John Sydney Swan (12 January 1874 – 18 April 1936) (sometimes seen as Sidney) was a New Zealand architect, the designer of houses and churches in Wellington, New Zealand. He was articled to Frederick de Jersey Clere and was at one time a partner with Clere. Buildings he designed include Erskine College and the St Gerard's church section of the St Gerard's Church and Monastery, Our Lady of Compassion Convent, Island Bay (1908-1921) for Suzanne Aubert and various commercial buildings, houses and Wellington Harbour Board buildings.

He was born and died in Wellington. He married Gertrude Mary Holcroft in 1899, they had three sons and one daughter. He built his own home, The Moorings, in Glenbervie Terrace, Thorndon in 1905. The house has nautical themes running throughout, a reflection of his interest in sailing.

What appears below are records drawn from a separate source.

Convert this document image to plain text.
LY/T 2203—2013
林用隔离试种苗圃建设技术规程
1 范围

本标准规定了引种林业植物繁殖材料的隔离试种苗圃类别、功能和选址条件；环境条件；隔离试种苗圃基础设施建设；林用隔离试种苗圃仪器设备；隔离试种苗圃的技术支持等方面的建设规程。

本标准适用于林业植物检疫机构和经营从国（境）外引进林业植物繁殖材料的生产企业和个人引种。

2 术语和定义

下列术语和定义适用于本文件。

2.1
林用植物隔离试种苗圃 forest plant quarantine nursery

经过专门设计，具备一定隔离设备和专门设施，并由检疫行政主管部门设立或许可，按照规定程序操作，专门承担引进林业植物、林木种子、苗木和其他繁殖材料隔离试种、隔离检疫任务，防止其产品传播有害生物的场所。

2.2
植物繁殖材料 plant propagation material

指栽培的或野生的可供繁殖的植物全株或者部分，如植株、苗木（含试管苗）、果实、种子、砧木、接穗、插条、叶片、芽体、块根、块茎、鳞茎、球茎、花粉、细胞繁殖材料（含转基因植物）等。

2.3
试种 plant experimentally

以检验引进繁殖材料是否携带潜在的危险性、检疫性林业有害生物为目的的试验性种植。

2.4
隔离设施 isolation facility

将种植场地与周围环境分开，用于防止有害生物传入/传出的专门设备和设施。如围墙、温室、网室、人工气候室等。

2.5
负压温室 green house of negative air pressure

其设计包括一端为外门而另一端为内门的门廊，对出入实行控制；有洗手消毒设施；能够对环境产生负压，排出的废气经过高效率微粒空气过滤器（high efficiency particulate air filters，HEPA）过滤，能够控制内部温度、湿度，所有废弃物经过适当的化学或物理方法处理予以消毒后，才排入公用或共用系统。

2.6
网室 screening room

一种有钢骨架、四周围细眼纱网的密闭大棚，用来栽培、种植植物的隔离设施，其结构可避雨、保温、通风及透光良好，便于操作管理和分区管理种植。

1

His younger brother Francis Herbert Swan (1885–1956) also lived in Glenbervie Terrace, and in 1915 they formed an architectural partnership; Swan and Swan; later Swan, Lawrence and Swan with Charles Lawrence. Toward the end of his career Swan formed a partnership with Jim Lavelle as Swan and Lavelle.

He was a yachtsman, and Commodore of the Royal Port Nicholson Yacht Club. When he died in 1936 it was said he had one of the finest collections of ship photographs in the world.